6.3. Intégration Régionale
Le Sénégal est membre de blocs économiques régionaux clés, notamment la Communauté Économique des États de l’Afrique de l’Ouest (CEDEAO) et l’Union Économique et Monétaire Ouest Africaine (UEMOA). La CEDEAO, composée de 15 États membres, vise à promouvoir l’autosuffisance collective et à créer un grand bloc commercial unique. Le commerce intra-communautaire au sein de la CEDEAO est relativement faible (10-15 % du commerce total), mais des études suggèrent que l’appartenance à la CEDEAO augmente considérablement les échanges entre ses membres (17,374 fois plus).
L’UEMOA, un sous-bloc au sein de la CEDEAO, a mis en place un marché commun avec la libre circulation des personnes, des biens, des services et des capitaux, ainsi qu’un tarif extérieur commun (TEC) depuis 2000. Le commerce intra-UEMOA est plus dynamique que le commerce au sein de la CEDEAO en général. La région s’oriente vers une monnaie unique, l’ECO, qui devrait stimuler davantage le commerce intra-régional. Cependant, des défis subsistent, notamment les problèmes de sécurité et la qualité des infrastructures régionales.
6.4. Aide Étrangère et Partenariats
Le Sénégal dépend de l’aide étrangère, recevant environ 350 millions de dollars par an de la France, du FMI, de la Banque Mondiale et des États-Unis, avec des contributions supplémentaires du Canada, de l’Italie, du Japon et de l’Allemagne. La France est le principal bailleur de fonds bilatéral d’aide publique au développement (APD), ayant engagé près de 2 milliards d’EUR depuis 2007 via l’AFD. Le portefeuille de l’AFD comprend plus de 70 projets en cours dans divers secteurs.
Le FMI soutient le Sénégal avec un accord de financement de 1,5 milliard de dollars (MEDC, FEC) et une Facilité pour la Résilience et la Durabilité (FRD) de 324 millions de dollars pour les réformes climatiques. Le Partenariat pour une Transition Énergétique Juste (JETP) avec les pays du G7 et l’UE, évalué à 2,7 milliards de dollars, est un partenariat significatif visant à soutenir la transition énergétique et la résilience climatique du Sénégal.

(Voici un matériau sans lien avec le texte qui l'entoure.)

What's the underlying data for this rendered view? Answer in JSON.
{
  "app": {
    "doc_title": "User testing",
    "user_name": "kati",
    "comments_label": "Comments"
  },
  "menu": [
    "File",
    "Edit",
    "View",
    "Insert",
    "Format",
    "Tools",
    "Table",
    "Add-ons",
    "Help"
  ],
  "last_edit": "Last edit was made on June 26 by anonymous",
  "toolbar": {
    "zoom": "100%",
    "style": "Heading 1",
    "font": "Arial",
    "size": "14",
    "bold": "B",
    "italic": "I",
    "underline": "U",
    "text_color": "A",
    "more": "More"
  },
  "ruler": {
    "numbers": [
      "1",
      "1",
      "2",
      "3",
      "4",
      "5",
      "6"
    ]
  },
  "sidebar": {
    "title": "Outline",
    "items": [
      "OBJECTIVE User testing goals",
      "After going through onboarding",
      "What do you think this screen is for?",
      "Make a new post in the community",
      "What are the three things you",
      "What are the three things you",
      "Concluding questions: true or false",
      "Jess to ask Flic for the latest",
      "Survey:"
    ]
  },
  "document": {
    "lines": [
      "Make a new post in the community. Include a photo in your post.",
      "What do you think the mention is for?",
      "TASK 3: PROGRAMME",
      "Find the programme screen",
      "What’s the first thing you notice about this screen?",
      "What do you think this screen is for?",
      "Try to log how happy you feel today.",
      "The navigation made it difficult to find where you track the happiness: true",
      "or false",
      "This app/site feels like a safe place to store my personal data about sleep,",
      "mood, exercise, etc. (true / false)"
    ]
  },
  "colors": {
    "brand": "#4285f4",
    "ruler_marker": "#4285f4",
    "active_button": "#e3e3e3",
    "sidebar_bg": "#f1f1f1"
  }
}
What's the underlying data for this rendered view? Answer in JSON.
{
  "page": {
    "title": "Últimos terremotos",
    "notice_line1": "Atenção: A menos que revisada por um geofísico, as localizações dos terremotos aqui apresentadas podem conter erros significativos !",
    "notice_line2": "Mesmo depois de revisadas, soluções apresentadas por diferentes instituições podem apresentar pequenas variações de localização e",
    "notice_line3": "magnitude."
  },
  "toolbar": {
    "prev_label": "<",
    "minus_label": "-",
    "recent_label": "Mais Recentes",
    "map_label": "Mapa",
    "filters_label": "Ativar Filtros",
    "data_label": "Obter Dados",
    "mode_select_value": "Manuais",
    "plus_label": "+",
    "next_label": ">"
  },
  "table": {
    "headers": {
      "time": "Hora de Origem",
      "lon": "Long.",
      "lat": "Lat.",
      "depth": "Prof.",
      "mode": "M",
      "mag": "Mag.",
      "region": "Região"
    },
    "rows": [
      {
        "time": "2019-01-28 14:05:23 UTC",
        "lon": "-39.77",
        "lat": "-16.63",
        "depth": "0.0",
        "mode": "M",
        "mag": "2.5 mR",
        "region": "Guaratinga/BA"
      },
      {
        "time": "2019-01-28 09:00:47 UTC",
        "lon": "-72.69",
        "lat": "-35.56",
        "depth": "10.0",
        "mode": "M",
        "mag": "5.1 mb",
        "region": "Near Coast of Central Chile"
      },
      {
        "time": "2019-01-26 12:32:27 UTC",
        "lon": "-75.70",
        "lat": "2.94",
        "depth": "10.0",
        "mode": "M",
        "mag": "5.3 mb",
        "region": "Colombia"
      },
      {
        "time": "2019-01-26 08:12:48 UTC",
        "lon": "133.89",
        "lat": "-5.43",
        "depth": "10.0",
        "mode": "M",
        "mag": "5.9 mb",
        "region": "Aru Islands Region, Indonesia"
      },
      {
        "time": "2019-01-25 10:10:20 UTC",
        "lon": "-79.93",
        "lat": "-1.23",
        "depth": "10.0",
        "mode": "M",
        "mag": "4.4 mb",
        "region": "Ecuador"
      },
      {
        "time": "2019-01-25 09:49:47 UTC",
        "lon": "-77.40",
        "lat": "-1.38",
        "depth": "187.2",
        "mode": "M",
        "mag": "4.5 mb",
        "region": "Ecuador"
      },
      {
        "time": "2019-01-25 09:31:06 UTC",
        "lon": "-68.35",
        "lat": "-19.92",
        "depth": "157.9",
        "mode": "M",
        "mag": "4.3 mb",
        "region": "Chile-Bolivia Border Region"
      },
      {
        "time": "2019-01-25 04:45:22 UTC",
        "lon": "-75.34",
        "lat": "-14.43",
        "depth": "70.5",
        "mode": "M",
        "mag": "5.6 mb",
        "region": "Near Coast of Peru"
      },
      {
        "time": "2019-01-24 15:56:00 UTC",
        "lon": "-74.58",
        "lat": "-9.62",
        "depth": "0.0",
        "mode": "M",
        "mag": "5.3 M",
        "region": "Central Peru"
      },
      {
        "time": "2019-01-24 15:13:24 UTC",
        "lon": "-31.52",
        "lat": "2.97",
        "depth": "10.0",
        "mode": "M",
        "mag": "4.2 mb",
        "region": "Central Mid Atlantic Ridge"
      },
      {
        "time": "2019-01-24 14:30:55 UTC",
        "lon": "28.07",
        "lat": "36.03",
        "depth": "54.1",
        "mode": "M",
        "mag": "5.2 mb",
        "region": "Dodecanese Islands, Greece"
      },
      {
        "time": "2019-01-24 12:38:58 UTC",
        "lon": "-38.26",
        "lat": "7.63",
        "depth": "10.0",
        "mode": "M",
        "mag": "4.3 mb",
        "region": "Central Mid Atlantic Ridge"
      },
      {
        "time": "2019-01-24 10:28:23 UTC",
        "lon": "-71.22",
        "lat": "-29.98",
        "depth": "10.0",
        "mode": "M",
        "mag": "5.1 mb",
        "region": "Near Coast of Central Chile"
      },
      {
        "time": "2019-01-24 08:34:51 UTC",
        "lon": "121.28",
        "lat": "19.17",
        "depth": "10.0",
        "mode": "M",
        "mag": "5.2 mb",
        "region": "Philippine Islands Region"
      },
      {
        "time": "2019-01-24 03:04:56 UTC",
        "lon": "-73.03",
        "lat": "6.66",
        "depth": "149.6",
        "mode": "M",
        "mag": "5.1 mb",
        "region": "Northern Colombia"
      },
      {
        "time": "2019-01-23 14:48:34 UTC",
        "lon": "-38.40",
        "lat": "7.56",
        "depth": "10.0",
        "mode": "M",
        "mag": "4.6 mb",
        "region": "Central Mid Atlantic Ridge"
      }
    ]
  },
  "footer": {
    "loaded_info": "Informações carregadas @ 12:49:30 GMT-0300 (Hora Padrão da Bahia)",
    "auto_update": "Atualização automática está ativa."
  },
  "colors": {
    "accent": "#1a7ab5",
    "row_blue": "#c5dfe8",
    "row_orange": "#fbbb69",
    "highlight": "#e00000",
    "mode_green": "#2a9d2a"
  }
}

7. Conclusion : Forces, Défis et Voie à Suivre
L’économie du Sénégal a fait preuve d’une résilience remarquable face aux chocs externes, maintenant des trajectoires de croissance positives malgré les ralentissements mondiaux et les tensions politiques internes. L’entrée en production à grande échelle du pétrole et du gaz marque le début d’une nouvelle ère de croissance économique significative, avec des projections de 8,4 % de croissance du PIB en 2025. Cette nouvelle richesse en ressources, associée à un secteur des services dynamique et à une économie numérique en pleine expansion , positionne le Sénégal pour une transformation substantielle. Les visions à long terme du gouvernement, le PSE et Sénégal 2050, fournissent une feuille de route stratégique pour l’industrialisation, le développement du capital humain et la croissance durable. Son intégration régionale forte au sein de la CEDEAO et de l’UEMOA, ainsi que ses partenariats internationaux solides, renforcent davantage son potentiel.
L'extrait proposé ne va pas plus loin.